Many of us experience God as hidden. There is nothing new in this. It is not something unique to our time. Already, two and a half thousand years ago, Isaiah sighed in exile: “Truly, You are a hidden God”. (Is 45:15). Throughout the centuries, people of faith have repeated such words to the Lord, up to and including Titus Brandsma. For Titus, the hiddenness of God was a deeply lived reality.
In his prison cell at Scheveningen, Titus prayed the well-known hymn Adoro Te after lunch. In his account of his time in prison, ‘My Cell’, he tells us about this: “The Adoro Te has become my favourite prayer. Frequently I sing it softly and this helps me to make a spiritual communion”.
Titus knew this song by heart. He prayed it daily and every Saturday evening he sang it with his fellow brothers during the Saturday Station of Our Lady. The hymn touched Titus deeply. He was familiar with it. He carried it with him into prison. There Titus sang it ‘softly’, on his knees, after his lunch of soup and bread. Prayerfully it dawned on him: really, God is hidden. Not now and then. Not here and there. Always and everywhere, God is hidden.

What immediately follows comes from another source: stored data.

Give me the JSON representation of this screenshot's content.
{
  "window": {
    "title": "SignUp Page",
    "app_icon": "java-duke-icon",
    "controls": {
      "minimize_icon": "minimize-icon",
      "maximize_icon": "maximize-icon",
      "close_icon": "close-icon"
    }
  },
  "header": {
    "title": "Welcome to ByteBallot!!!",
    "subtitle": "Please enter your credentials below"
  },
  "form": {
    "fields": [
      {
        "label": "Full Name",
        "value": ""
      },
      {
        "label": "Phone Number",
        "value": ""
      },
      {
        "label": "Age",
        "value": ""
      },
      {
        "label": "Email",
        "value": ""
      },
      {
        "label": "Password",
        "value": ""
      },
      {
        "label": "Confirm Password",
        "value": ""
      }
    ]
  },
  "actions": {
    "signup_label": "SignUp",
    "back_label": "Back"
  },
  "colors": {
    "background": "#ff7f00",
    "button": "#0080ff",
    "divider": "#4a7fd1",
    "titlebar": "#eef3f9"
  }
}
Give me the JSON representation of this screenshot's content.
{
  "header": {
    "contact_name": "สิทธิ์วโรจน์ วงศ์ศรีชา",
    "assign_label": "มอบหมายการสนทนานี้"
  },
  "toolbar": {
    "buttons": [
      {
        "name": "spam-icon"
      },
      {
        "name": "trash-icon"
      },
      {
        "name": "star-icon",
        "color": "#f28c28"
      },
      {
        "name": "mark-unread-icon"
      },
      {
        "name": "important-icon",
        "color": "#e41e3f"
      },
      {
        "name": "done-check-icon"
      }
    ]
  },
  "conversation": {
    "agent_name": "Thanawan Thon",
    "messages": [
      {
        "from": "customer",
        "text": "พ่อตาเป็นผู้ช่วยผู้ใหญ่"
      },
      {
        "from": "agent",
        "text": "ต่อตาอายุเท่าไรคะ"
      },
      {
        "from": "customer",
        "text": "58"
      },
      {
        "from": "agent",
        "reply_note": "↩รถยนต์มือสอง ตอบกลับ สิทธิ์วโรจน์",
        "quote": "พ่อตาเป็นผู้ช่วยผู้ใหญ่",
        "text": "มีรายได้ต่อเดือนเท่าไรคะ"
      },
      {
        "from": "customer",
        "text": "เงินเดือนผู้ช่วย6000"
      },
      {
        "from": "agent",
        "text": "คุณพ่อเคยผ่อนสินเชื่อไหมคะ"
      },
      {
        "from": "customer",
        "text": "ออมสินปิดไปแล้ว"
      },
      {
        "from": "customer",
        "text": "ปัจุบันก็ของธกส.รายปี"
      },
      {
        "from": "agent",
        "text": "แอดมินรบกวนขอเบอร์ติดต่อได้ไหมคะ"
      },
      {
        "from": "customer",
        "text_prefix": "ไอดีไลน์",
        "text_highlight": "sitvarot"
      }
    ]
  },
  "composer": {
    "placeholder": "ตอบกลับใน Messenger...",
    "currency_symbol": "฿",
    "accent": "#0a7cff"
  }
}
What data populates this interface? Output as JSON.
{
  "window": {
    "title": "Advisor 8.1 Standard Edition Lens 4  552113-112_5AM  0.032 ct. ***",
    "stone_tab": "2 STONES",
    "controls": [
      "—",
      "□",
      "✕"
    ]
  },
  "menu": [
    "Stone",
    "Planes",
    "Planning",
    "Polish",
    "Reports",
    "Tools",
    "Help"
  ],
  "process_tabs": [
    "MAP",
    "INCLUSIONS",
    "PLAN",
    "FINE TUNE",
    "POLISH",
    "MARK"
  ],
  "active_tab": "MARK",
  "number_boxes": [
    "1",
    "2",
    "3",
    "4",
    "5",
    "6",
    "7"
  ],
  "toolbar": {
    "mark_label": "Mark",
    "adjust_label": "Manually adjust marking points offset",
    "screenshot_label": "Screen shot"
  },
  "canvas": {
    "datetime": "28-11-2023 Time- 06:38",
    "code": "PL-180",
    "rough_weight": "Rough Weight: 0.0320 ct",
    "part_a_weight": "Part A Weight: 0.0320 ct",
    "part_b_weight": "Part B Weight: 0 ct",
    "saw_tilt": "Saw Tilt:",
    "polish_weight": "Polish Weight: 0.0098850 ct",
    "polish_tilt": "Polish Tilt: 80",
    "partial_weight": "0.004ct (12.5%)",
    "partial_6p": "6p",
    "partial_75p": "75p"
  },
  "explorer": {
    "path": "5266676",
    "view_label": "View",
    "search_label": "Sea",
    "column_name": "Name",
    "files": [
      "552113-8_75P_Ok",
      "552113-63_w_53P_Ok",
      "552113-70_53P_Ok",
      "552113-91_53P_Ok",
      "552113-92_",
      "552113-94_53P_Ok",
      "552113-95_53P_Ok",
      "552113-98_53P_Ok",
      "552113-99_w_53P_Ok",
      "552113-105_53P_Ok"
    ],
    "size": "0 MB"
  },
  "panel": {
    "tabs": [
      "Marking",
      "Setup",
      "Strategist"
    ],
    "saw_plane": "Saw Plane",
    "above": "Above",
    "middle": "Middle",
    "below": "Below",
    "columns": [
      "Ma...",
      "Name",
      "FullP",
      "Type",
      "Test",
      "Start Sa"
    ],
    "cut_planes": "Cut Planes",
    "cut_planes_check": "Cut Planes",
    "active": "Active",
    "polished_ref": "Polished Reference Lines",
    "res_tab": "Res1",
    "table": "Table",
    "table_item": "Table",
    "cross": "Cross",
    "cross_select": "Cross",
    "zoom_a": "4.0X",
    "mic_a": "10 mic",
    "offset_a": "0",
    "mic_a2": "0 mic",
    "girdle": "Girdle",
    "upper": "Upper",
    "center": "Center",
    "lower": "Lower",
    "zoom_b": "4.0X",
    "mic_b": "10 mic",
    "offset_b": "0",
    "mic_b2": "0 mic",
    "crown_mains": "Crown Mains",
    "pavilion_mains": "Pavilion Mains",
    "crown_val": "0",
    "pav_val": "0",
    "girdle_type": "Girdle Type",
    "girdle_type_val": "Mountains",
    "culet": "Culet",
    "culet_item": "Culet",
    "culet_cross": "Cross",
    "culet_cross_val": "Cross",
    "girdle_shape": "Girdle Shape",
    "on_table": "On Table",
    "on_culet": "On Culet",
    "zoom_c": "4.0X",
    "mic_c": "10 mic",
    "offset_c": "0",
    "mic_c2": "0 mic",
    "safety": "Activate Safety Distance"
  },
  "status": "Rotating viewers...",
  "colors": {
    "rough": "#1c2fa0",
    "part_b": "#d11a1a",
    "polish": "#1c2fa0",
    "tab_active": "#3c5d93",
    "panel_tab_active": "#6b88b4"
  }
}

After this moment of worship, Titus lit a pipe, walked to and fro in his small cell, and filed his nails, which by now had become “too long and I could not find the scissors.” God, for Titus, is hidden in the most ordinary things: a pipe of tobacco, walking to and fro, filing his nails.
God’s hidden presence is hopeful for those who have come to know it and to live from it. Seeing his hiddenness can even become so familiar to us that it makes us happy. Our God does not come like a jack-in-the-box. He is not an Easter egg hidden somewhere or a magic trick.
In the Dachau concentration camp, Titus’ hidden relationship with God is severely tested. Adoro Te drags him through it. When the camp guard has beaten him, he prays the Adoro Te together with his fellow brother, Rafaël Tijhuis. Hurt in his frail body, he remained standing in God’s hidden presence.